Kickbacks: Two Wrongs Don't Make a Right

Blog Post
March 28, 2007

Apparently executives at Education Finance Partners didn't get the message.

Last week, New York State Attorney General Andrew Cuomo announced that he planned to sue the San Francisco lender for paying colleges to market its loans to their students. In the days since, some colleges, like Boston University, have cut their ties to the company. Others are likely to jump ship after the lawsuit is filed.

Still, officials at Education Finance Partners have refused to abandon their practice of paying universities a share of the revenue they make on each private loan taken out by the colleges' students.

Instead, the company, in a last-ditch effort to avoid litigation, vowed to provide greater disclosure to students. The company's concession, however, inspires us to highlight the extent to which students are in the dark about the arrangements.

Today, Education Finance Partners includes a line in its government-mandated Truth in Lending Statement that says that colleges "may receive a referral fee" for each loan they steer to the company. How many students ever take the time to read these statements? For that matter, when was the last time you read the fine print on your credit card bills?

The company says that in the future it will "add clear disclosures to its marketing materials and customer communications." In addition, it will start requiring colleges to use the proceeds they earn from these deals "for the benefit of students," according to Tamera Briones, the company's founder and chief executive officer.

Ask Ms. Briones why the company makes revenue-sharing agreements with colleges, and she'll tell you that she's doing it for the kids, particularly the least advantaged ones. Most colleges, she says, have been devoting the money the earn to their financial-aid budgets.

"Education Finance Partners provides these funds directly to schools because we believe schools are in the best position to know which students have the greatest unmet financial need," Ms. Briones said in a news release last week reacting to the New York Attorney General's announcement.

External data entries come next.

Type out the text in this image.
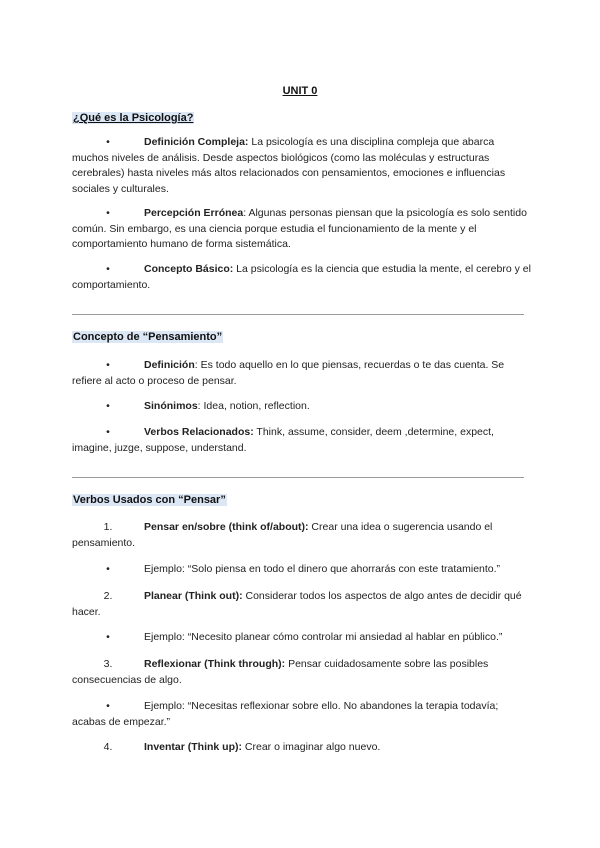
UNIT 0
¿Qué es la Psicología?
•	Definición Compleja: La psicología es una disciplina compleja que abarca muchos niveles de análisis. Desde aspectos biológicos (como las moléculas y estructuras cerebrales) hasta niveles más altos relacionados con pensamientos, emociones e influencias sociales y culturales.
•	Percepción Errónea: Algunas personas piensan que la psicología es solo sentido común. Sin embargo, es una ciencia porque estudia el funcionamiento de la mente y el comportamiento humano de forma sistemática.
•	Concepto Básico: La psicología es la ciencia que estudia la mente, el cerebro y el comportamiento.
Concepto de “Pensamiento”
•	Definición: Es todo aquello en lo que piensas, recuerdas o te das cuenta. Se refiere al acto o proceso de pensar.
•	Sinónimos: Idea, notion, reflection.
•	Verbos Relacionados: Think, assume, consider, deem ,determine, expect, imagine, juzge, suppose, understand.
Verbos Usados con “Pensar”
1.	Pensar en/sobre (think of/about): Crear una idea o sugerencia usando el pensamiento.
•	Ejemplo: “Solo piensa en todo el dinero que ahorrarás con este tratamiento.”
2.	Planear (Think out): Considerar todos los aspectos de algo antes de decidir qué hacer.
•	Ejemplo: “Necesito planear cómo controlar mi ansiedad al hablar en público.”
3.	Reflexionar (Think through): Pensar cuidadosamente sobre las posibles consecuencias de algo.
•	Ejemplo: “Necesitas reflexionar sobre ello. No abandones la terapia todavía; acabas de empezar.”
4.	Inventar (Think up): Crear o imaginar algo nuevo.
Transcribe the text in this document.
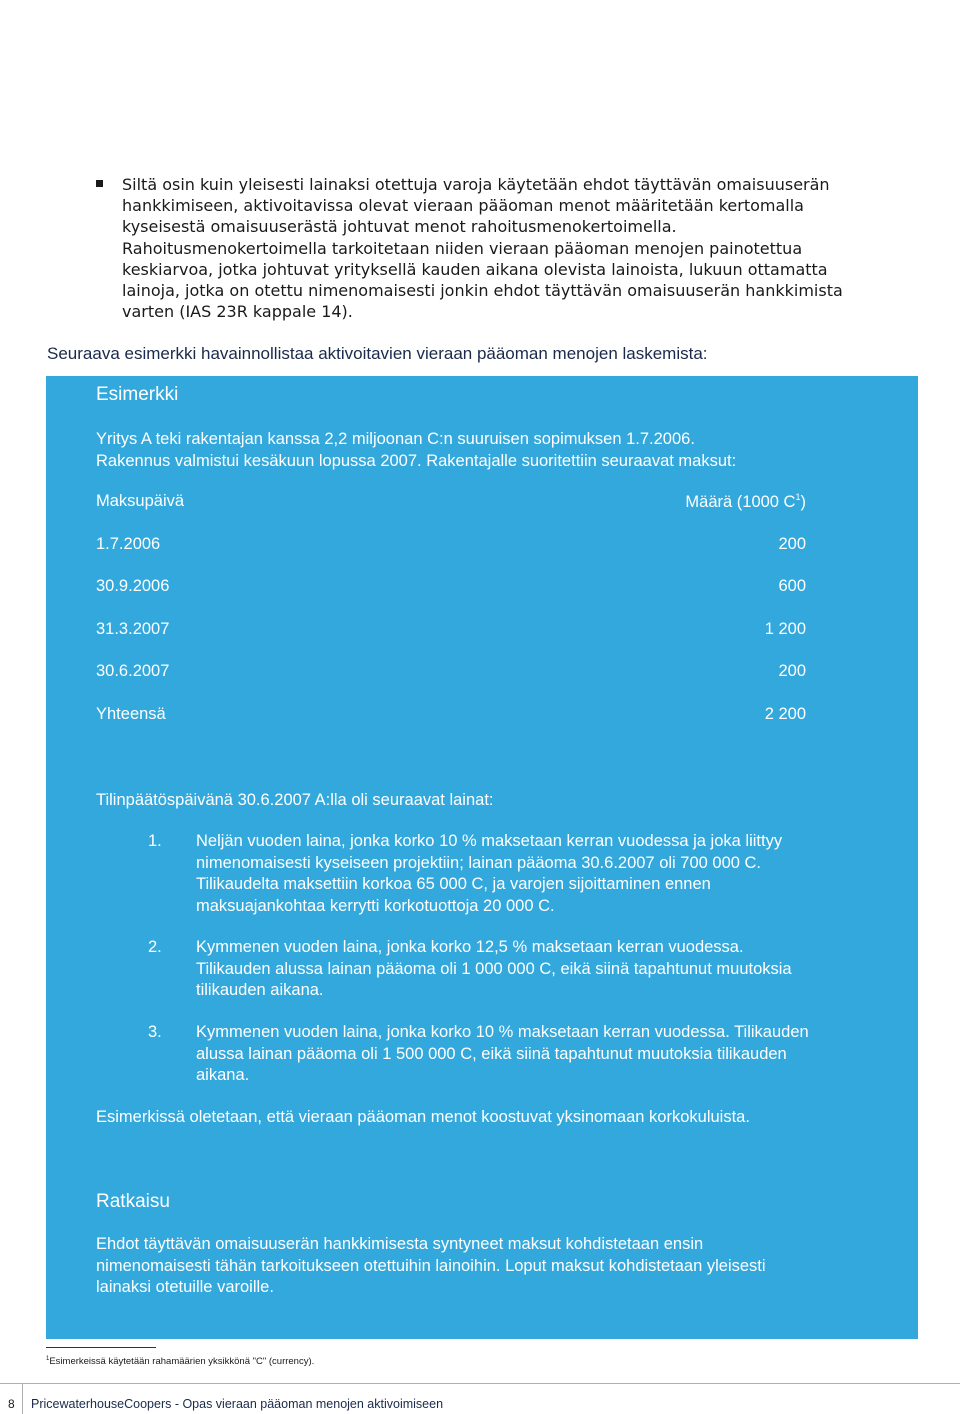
Siltä osin kuin yleisesti lainaksi otettuja varoja käytetään ehdot täyttävän omaisuuserän hankkimiseen, aktivoitavissa olevat vieraan pääoman menot määritetään kertomalla kyseisestä omaisuuserästä johtuvat menot rahoitusmenokertoimella.
Rahoitusmenokertoimella tarkoitetaan niiden vieraan pääoman menojen painotettua keskiarvoa, jotka johtuvat yrityksellä kauden aikana olevista lainoista, lukuun ottamatta lainoja, jotka on otettu nimenomaisesti jonkin ehdot täyttävän omaisuuserän hankkimista varten (IAS 23R kappale 14).
Seuraava esimerkki havainnollistaa aktivoitavien vieraan pääoman menojen laskemista:
Esimerkki
Yritys A teki rakentajan kanssa 2,2 miljoonan C:n suuruisen sopimuksen 1.7.2006.
Rakennus valmistui kesäkuun lopussa 2007. Rakentajalle suoritettiin seuraavat maksut:
Maksupäivä	Määrä (1000 $C^1$)
1.7.2006	200
30.9.2006	600
31.3.2007	1 200
30.6.2007	200
Yhteensä	2 200
Tilinpäätöspäivänä 30.6.2007 A:lla oli seuraavat lainat:
1. Neljän vuoden laina, jonka korko 10 % maksetaan kerran vuodessa ja joka liittyy nimenomaisesti kyseiseen projektiin; lainan pääoma 30.6.2007 oli 700 000 C. Tilikaudelta maksettiin korkoa 65 000 C, ja varojen sijoittaminen ennen maksuajankohtaa kerrytti korkotuottoja 20 000 C.
2. Kymmenen vuoden laina, jonka korko 12,5 % maksetaan kerran vuodessa. Tilikauden alussa lainan pääoma oli 1 000 000 C, eikä siinä tapahtunut muutoksia tilikauden aikana.
3. Kymmenen vuoden laina, jonka korko 10 % maksetaan kerran vuodessa. Tilikauden alussa lainan pääoma oli 1 500 000 C, eikä siinä tapahtunut muutoksia tilikauden aikana.
Esimerkissä oletetaan, että vieraan pääoman menot koostuvat yksinomaan korkokuluista.
Ratkaisu
Ehdot täyttävän omaisuuserän hankkimisesta syntyneet maksut kohdistetaan ensin nimenomaisesti tähän tarkoitukseen otettuihin lainoihin. Loput maksut kohdistetaan yleisesti lainaksi otetuille varoille.
$^1$Esimerkeissä käytetään rahamäärien yksikkönä "C" (currency).
8 PricewaterhouseCoopers - Opas vieraan pääoman menojen aktivoimiseen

Financial aid administrators at colleges that have benefited from these deals -- and the lobbyists who represent them -- have also used this line of attack against Mr. Cuomo. "Students either receive increased aid or better services" as a result of these arrangements, Dallas Martin, the president of the National Association of Student Financial Aid Administrators, said in his own rebuttal of the Attorney General's actions.

But how do we know that's true? Education Finance Partners' announcement this week that it will require colleges in the future to use the proceeds to benefit students suggests that at least some colleges were using the money for other purposes. In addition, were colleges that devoted the earnings to financial aid doing so to supplement their student aid budgets, or to free up money to spend for other uses?

Regardless, executives at Education Finance Partners have not agreed to share the company's revenue out of the goodness of their hearts. They are doing so because it's been an effective business model for a relatively new loan company that is trying to compete in a market dominated by a small number of huge players, like Sallie Mae, which has its own sweetheart deals with colleges.

Higher Ed Watch believes that public policy makers need to take a serious look to determine whether Sallie Mae's bulk is impeding competition in the Federal Family Education Loan Program. And we are encouraged that Mr. Cuomo and Congressional Democrats are investigating the anti-competitive practices that Sallie Mae employs to insure its continuing dominance.

But as we tell our children, two wrongs don't make a right. Education Finance Partners shouldn't be providing kickbacks to colleges to win student-loan business. The time has come for the company to find a new way of doing business -- or face the consequences.